"The amount of PET required to deliver bottled beverages depends on numerous design and manufacturing factors (e.g., bottle capacity, the shape and texture associated with the brand, the oxidation rate of the contents, many parameters of the manufacturing technique). Because so many factors are involved, the mechanical design of plastic bottles is still, largely, a trial and error process18. No closed-form expression for the relationship between bottle weight and design attributes exists to our knowledge (most relevant academic studies rely on numerical methods). Thus, we opted for an empirical approach to quantify this relationship."
I'm sorry, what? There is absolutely no need to be doing this empirically. Apparently they could fill libraries with the gaps of what exists "to [their] knowledge." In fact, they do. They're called libraries.

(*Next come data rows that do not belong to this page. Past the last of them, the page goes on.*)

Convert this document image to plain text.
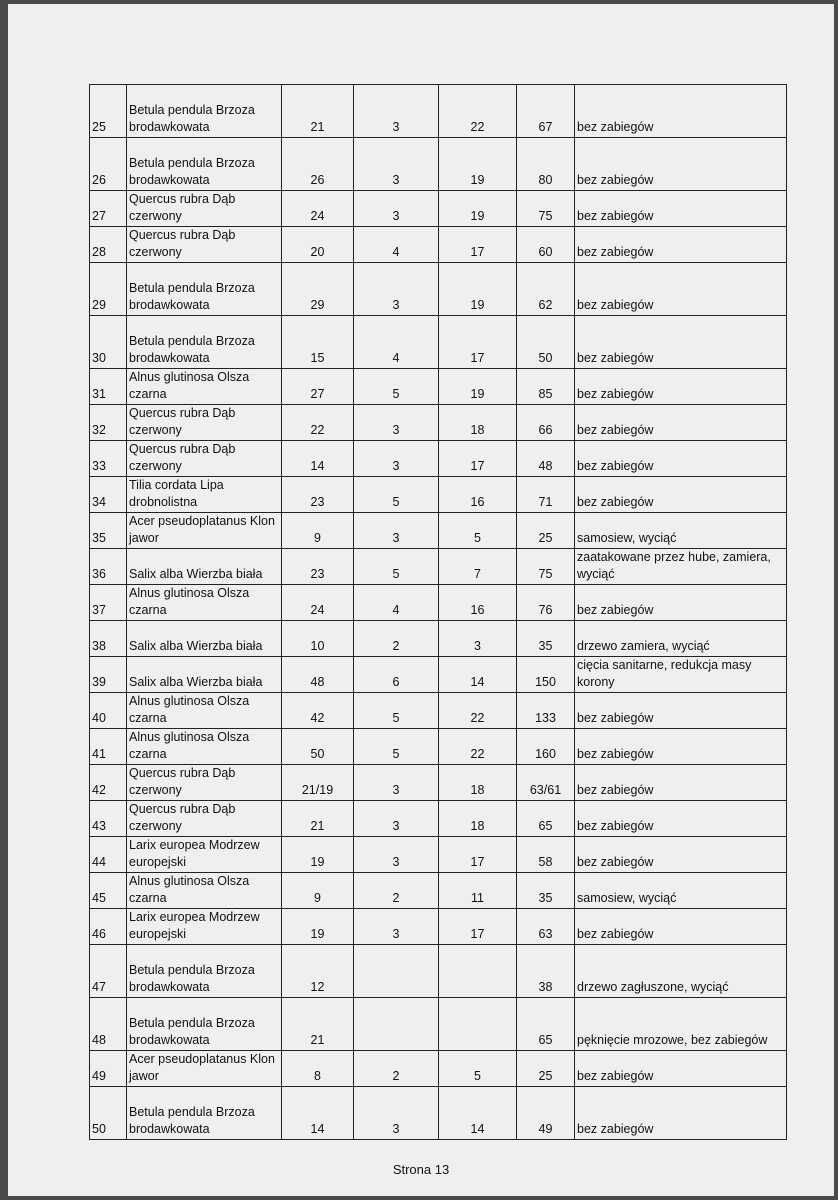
25	Betula pendula Brzoza brodawkowata	21	3	22	67	bez zabiegów
26	Betula pendula Brzoza brodawkowata	26	3	19	80	bez zabiegów
27	Quercus rubra Dąb czerwony	24	3	19	75	bez zabiegów
28	Quercus rubra Dąb czerwony	20	4	17	60	bez zabiegów
29	Betula pendula Brzoza brodawkowata	29	3	19	62	bez zabiegów
30	Betula pendula Brzoza brodawkowata	15	4	17	50	bez zabiegów
31	Alnus glutinosa Olsza czarna	27	5	19	85	bez zabiegów
32	Quercus rubra Dąb czerwony	22	3	18	66	bez zabiegów
33	Quercus rubra Dąb czerwony	14	3	17	48	bez zabiegów
34	Tilia cordata Lipa drobnolistna	23	5	16	71	bez zabiegów
35	Acer pseudoplatanus Klon jawor	9	3	5	25	samosiew, wyciąć
36	Salix alba Wierzba biała	23	5	7	75	zaatakowane przez hube, zamiera, wyciąć
37	Alnus glutinosa Olsza czarna	24	4	16	76	bez zabiegów
38	Salix alba Wierzba biała	10	2	3	35	drzewo zamiera, wyciąć
39	Salix alba Wierzba biała	48	6	14	150	cięcia sanitarne, redukcja masy korony
40	Alnus glutinosa Olsza czarna	42	5	22	133	bez zabiegów
41	Alnus glutinosa Olsza czarna	50	5	22	160	bez zabiegów
42	Quercus rubra Dąb czerwony	21/19	3	18	63/61	bez zabiegów
43	Quercus rubra Dąb czerwony	21	3	18	65	bez zabiegów
44	Larix europea Modrzew europejski	19	3	17	58	bez zabiegów
45	Alnus glutinosa Olsza czarna	9	2	11	35	samosiew, wyciąć
46	Larix europea Modrzew europejski	19	3	17	63	bez zabiegów
47	Betula pendula Brzoza brodawkowata	12			38	drzewo zagłuszone, wyciąć
48	Betula pendula Brzoza brodawkowata	21			65	pęknięcie mrozowe, bez zabiegów
49	Acer pseudoplatanus Klon jawor	8	2	5	25	bez zabiegów
50	Betula pendula Brzoza brodawkowata	14	3	14	49	bez zabiegów
Strona 13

The actual citation [18] they make states, "The problem is that the process continues to rely to some extent on trial and error." Not "largely" trial and error.
"The process" referring to the process of converting closed-form optimized solutions (they do exist! it's actually the entire purpose of that citation) into something that can be made consistently with blow molding. That entire reference is about the challenges of modeling blow molding, not packaging design, and how much progress there's been over the last 30 years in taking closed-form solutions from the drawing board to the manufacturing floor.
And the most efficient current designs were between 0.5 and 2.9L? Oh, so basically every PET plastic bottle? Real groundbreaking stuff, guys.